Pedoman Pastoral Keluarga (MAWI 1975) antara lain mengatakan: Kita makin
menginsyafi bahwa perkawinan itu persekutuan cinta antara pria dan wanita yang
secara sadar dan bebas menyerahkan diri beserta segala kemampuannya untuk
selamanya.
Dalam
penyerahan itu suami isteri berusaha makin saling menyempurnakan dan bantu
membantu. Hanya dalam suasana hormat-menghormati dan saling menerima inilah,
dalam keadaan manapun juga, persekutuan cinta itu dapat berkembang hingga
tercapai kesatuan hati yang dicita-citakan. (Lihat Pedoman Kerja Umat katolik
No. 9).
Kali
ini para pembaca diajak untuk memahami makna hidup berkeluarga sebagai
panggilan hidup dan dapat diharapkan dapat dihayati dalam hidup keluarga
bersama orangtua serta sanak-saudara.
Perkawinan
itu persekutuan cinta antara pria dan wanita yang secara sadar dan bebas
menyerahkan diri beserta segala kemampuannya untuk selamanya. Dalam penyerahan
itu suami isteri berusaha makin saling menyempurnakan dan saling membantu.
Hanya dalam suasana saling menghormati dan menerima inilah, dalam keadaan
manapun juga, persekutuan cinta itu dapat berkembang hingga tercapai kesatuan
hati yang dicita-citakan.
Tuhan
menghendaki agar kesatuan antara suami dan istri tidak terceraikan, karena
perkawinan merupakan tanda kesetiaan Allah kepada manusia dan kesetiaan Kristus
kepada Gereja-Nya. Atau dengan kata lain: menjadi tanda kesetiaan cinta Allah
kepada setiap orang.

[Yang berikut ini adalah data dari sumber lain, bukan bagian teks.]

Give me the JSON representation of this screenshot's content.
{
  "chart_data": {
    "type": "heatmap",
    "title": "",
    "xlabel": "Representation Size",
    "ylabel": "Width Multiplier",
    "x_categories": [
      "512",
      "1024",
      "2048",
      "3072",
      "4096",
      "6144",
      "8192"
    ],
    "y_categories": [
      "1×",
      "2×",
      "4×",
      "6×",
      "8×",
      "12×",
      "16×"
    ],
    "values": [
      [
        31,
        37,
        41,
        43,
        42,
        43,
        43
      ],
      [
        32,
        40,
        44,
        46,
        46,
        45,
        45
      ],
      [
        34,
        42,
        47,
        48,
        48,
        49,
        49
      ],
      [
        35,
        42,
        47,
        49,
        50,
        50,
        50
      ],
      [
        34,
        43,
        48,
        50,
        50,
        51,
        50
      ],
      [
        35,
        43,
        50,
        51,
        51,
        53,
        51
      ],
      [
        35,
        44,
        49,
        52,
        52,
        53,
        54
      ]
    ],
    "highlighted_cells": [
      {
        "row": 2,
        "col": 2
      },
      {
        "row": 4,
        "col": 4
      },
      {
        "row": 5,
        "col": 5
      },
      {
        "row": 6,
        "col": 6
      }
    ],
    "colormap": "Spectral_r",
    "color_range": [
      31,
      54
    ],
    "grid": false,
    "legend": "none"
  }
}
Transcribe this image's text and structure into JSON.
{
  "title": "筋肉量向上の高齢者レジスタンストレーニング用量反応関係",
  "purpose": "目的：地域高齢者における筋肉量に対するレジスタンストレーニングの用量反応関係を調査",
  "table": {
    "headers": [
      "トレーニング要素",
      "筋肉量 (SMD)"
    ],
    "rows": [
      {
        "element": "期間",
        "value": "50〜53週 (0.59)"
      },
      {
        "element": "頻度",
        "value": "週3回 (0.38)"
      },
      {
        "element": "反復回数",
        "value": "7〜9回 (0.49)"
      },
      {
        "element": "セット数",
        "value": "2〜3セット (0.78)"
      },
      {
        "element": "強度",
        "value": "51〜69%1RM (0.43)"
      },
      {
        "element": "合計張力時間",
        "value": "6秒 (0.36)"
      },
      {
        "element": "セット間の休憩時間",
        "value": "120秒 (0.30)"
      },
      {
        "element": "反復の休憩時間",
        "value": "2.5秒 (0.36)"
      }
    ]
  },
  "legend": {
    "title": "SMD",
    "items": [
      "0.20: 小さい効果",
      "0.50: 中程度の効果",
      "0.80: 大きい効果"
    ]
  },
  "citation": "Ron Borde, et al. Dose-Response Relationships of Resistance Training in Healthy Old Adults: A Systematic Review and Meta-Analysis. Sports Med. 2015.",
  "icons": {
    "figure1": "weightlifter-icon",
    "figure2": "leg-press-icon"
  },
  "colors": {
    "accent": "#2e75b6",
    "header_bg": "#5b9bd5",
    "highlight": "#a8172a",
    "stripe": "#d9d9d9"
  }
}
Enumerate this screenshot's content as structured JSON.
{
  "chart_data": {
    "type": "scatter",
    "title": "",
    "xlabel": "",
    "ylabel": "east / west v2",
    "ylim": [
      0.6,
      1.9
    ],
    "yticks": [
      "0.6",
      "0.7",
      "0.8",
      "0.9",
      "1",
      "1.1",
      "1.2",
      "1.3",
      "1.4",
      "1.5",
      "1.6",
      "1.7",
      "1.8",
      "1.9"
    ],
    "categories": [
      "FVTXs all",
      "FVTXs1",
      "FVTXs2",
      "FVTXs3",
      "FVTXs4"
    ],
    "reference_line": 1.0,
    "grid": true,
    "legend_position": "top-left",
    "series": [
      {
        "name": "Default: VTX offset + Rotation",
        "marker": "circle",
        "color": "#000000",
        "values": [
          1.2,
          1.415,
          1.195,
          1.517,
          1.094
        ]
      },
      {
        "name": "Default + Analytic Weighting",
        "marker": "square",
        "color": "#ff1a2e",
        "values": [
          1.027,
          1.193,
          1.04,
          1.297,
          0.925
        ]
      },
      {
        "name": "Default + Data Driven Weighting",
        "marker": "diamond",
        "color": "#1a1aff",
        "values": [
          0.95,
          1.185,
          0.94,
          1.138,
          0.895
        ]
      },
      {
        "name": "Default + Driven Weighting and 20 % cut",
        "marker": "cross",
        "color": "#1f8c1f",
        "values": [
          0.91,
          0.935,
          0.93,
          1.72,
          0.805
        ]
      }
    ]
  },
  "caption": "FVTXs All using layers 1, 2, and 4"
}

Menjadi saksi akan kesetiaan perkawinan yang tak
terceraikan ini adalah salah satu tugas pasangan Kristiani yang paling genting
saat ini, di saat dunia dikaburkan oleh banyak pandangan yang menurunkan
derajat perkawinan, seolah hanya pelampiasan keinginan jasmani semata. Jika
pasangan suami istri dan anak- anak hidup dalam kasih yang total, maka keluarga
menjadi gambaran nyata sebuah Gereja, sehingga tepatlah jika keluarga itu
disebut sebagai Gereja kecil atau ecclesia domestica. Sebab dengan menerapkan
kasih seperti teladan Kristus, keluarga turut mengambil bagian di dalam hidup
dan misi Gereja dalam membangun Kerajaan Allah.
Pengembangan
Perkawinan dan Keluarga Merupakan Tugas Semua Orang
“Keluarga
adalah tempat pendidikan untuk memperkaya kemanusiaan. Supaya keluarga mampu
mencapai kepenuhan hidup dan misinya, diperlukan komunikasi, hati penuh
kebaikan, kesepakatan suamiisteri, dan kerja sama orangtua yang tekun dalam
mendidik anakanak. Kehadiran aktif ayah sangat membantu pembinaan mereka dan
pengurusan rumah tangga oleh ibu, terutama dibutuhkan oleh anak-anak yang masih
muda, perlu dijamin, tanpa maksud supaya pengembangan peranan sosial wanita
yang sewajarnya dikesampingkan. Melalui pendidikan hendaknya anak-anak dibina
sedemikian rupa, sehingga ketika sudah dewasa mereka mampu dengan penuh
tanggung jawab mengikuti panggilan mereka; panggilan religius; serta memilih
status hidup mereka. Maksudnya apabila kelak mereka mengikat diri dalam
pernikahan, mereka mampu membangun keluarga sendiri dalam kondisi-kondisi
moril, sosial dan ekonomi yang menguntungkan. Merupakan kewajiban orang tua
atau para pengasuh, membimbing mereka yang lebih muda dalam membentuk keluarga
dengan nasehat bijaksana, yang dapat mereka terima dengan senang hati.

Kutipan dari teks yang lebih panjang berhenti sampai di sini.